Moore announced the creation of the Maryland Outdoor Learning Partnership, which is charged with conducting a review of climate change education efforts and providing recommendations to ensure students engage with the environment and have access to environmental education.

The partnership, which will absorb the Project Green Classrooms program, incorporates a bevy of executive agencies — including the departments of natural resources, education, health and transportation — that will work with nonprofits like the Chesapeake Bay Foundation, the National Aquarium and the National Wildlife Federation.

It will be co-chaired by Department of Natural Resources Secretary Josh Kurtz and State Superintendent of Schools Dr. Carey M. Wright, or their designees, and will meet monthly.

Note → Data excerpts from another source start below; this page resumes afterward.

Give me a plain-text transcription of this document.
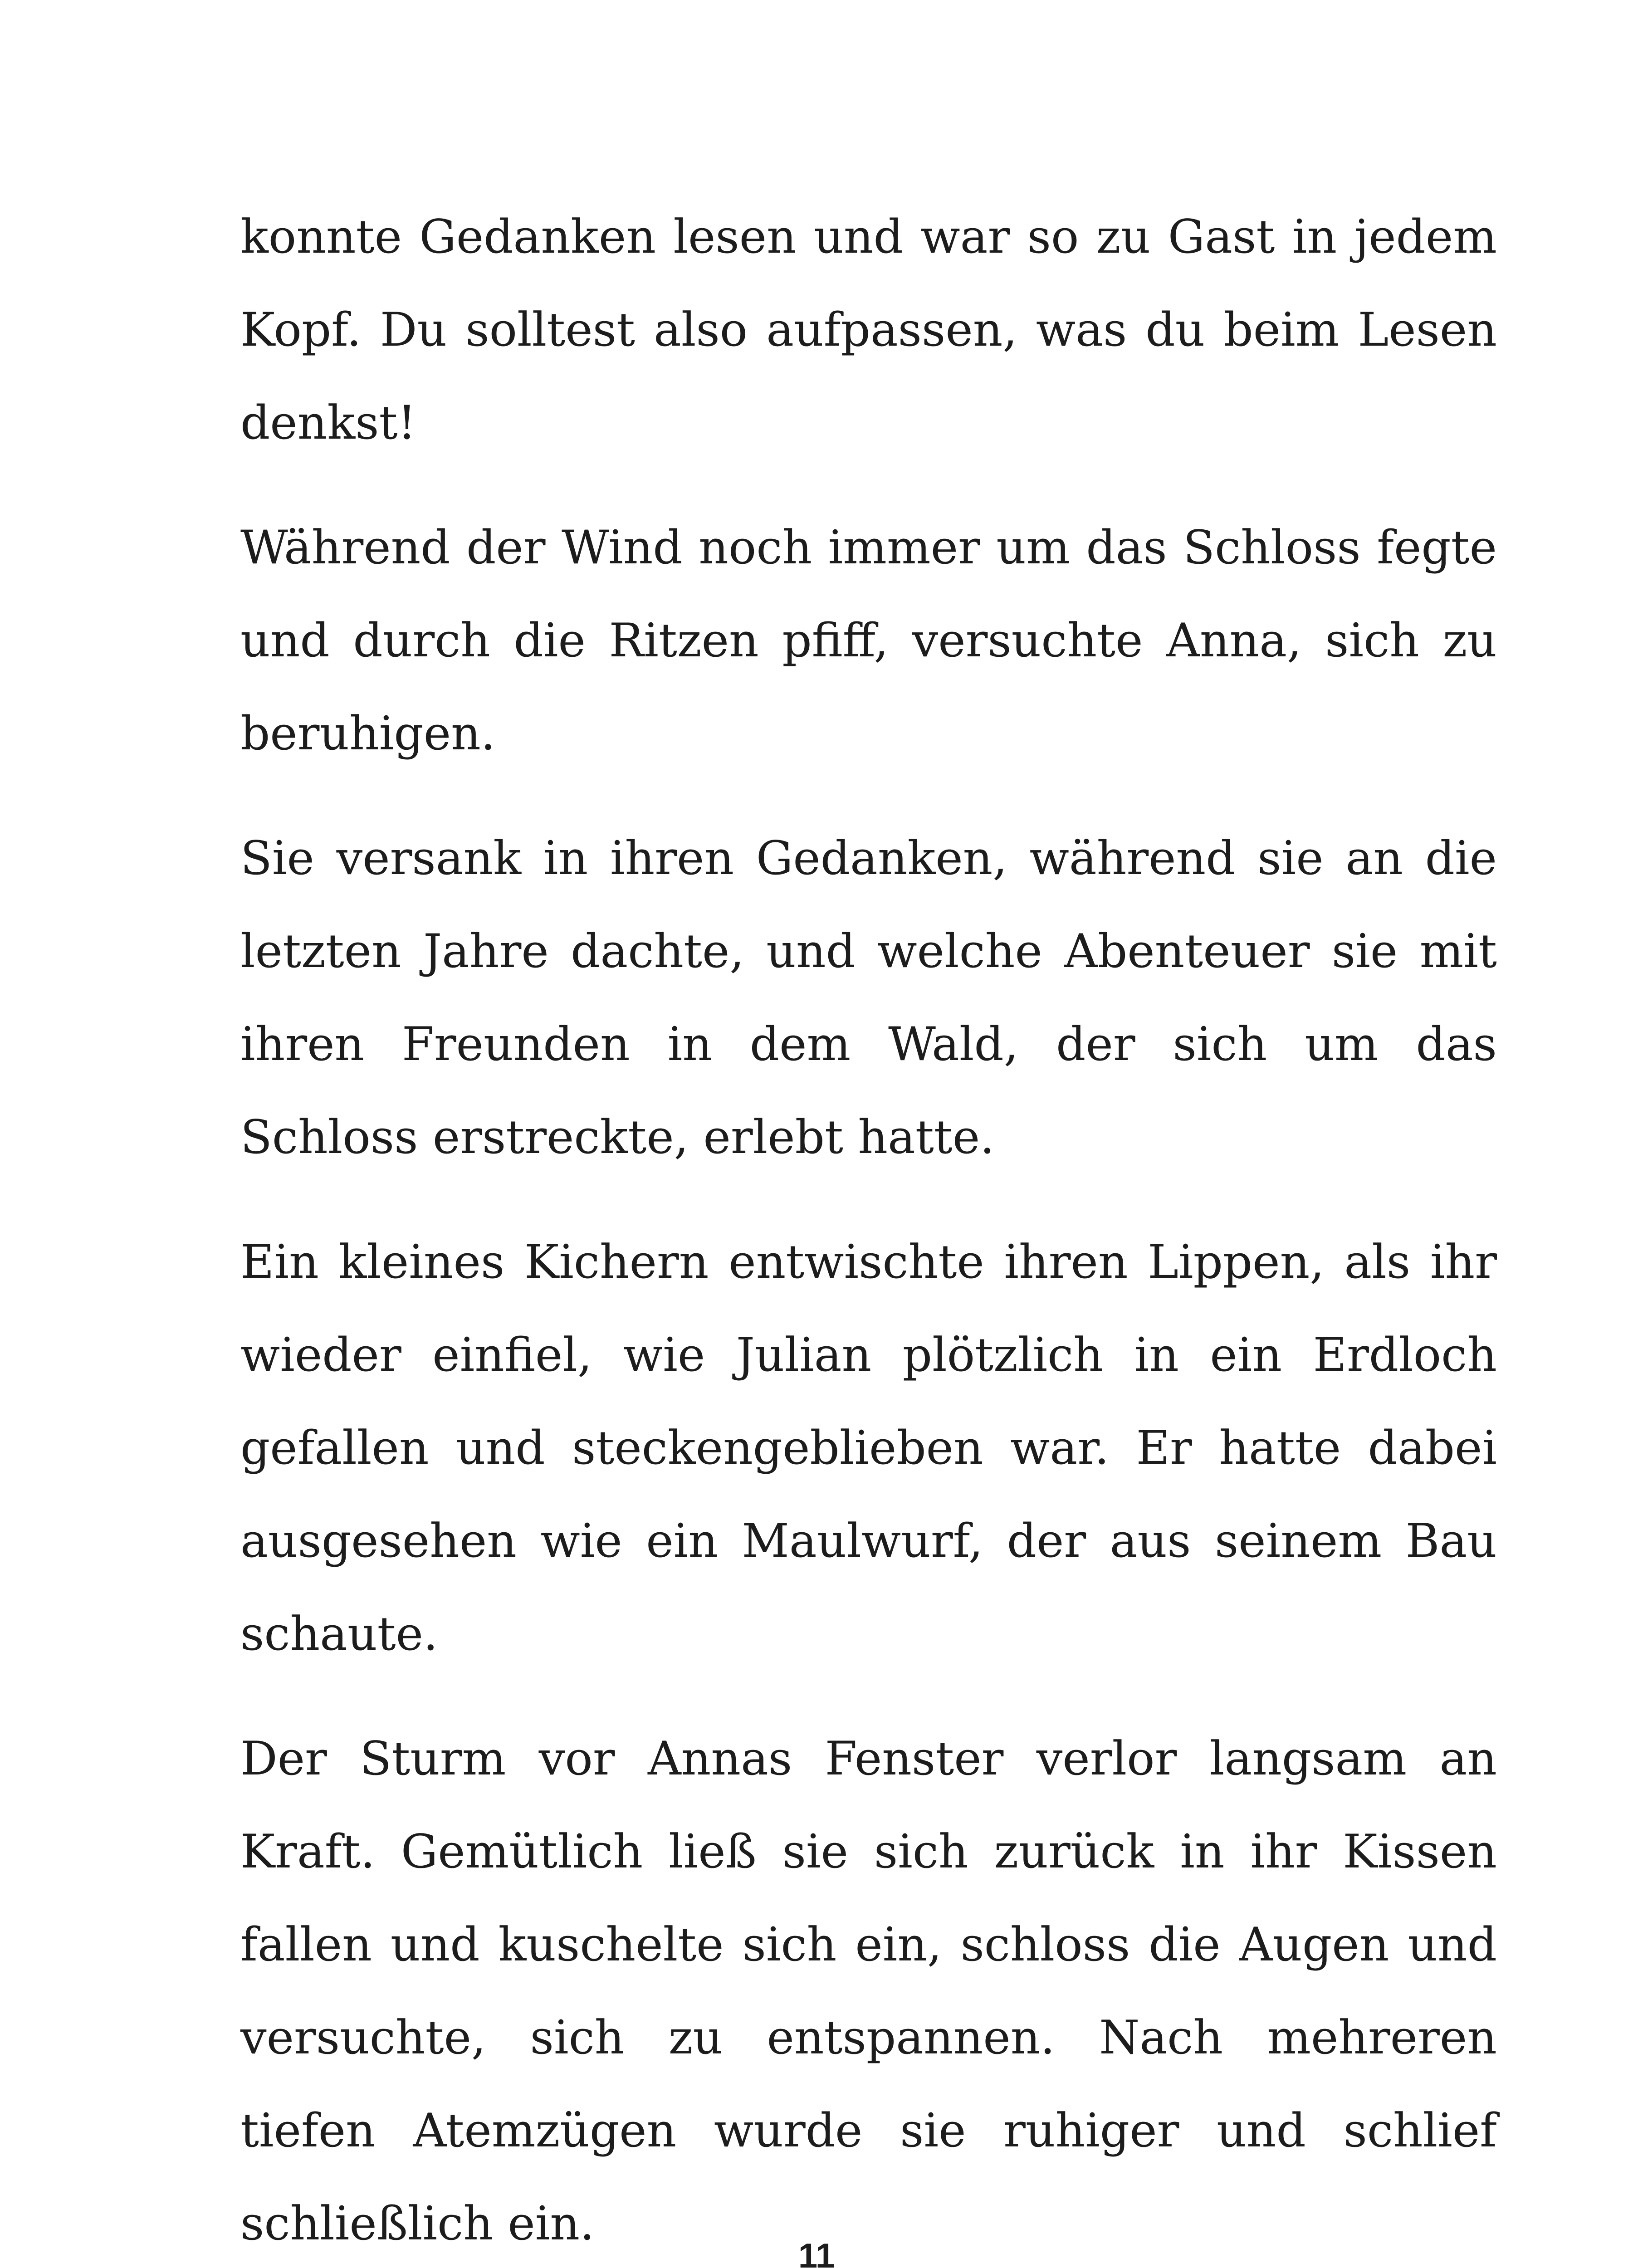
konnte Gedanken lesen und war so zu Gast in jedem Kopf. Du solltest also aufpassen, was du beim Lesen denkst!

Während der Wind noch immer um das Schloss fegte und durch die Ritzen pfiff, versuchte Anna, sich zu beruhigen.

Sie versank in ihren Gedanken, während sie an die letzten Jahre dachte, und welche Abenteuer sie mit ihren Freunden in dem Wald, der sich um das Schloss erstreckte, erlebt hatte.

Ein kleines Kichern entwischte ihren Lippen, als ihr wieder einfiel, wie Julian plötzlich in ein Erdloch gefallen und steckengeblieben war. Er hatte dabei ausgesehen wie ein Maulwurf, der aus seinem Bau schaute.

Der Sturm vor Annas Fenster verlor langsam an Kraft. Gemütlich ließ sie sich zurück in ihr Kissen fallen und kuschelte sich ein, schloss die Augen und versuchte, sich zu entspannen. Nach mehreren tiefen Atemzügen wurde sie ruhiger und schlief schließlich ein.

11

Moore signed the Earth Day executive order at the Maryland Department of the Environment headquarters in Baltimore, where he also discussed agency-led efforts to combat climate change and reduce pollution.

He also participated in a tree planting ceremony.

The executive order acknowledged that communities around the state and its natural resources, like the Chesapeake Bay, face current challenges that are likely to be exacerbated by the effects of climate change, and that Marylanders must be educated and prepared to enter into a green job economy in order to thrive.

It also said that student engagement outdoors increases achievement, improves their health and encourages them to engage in their communities.

The partnership will hold an annual meeting, during which one or more student representatives attending K-12 school programs will assess the status of their work, which is to be compiled in an annual report.

“Young people are already our greatest asset in tackling our climate challenges because they understand the threat,” said Serena McIlwain, the secretary of the Maryland Department of the Environment. “Now we are giving them the tools.”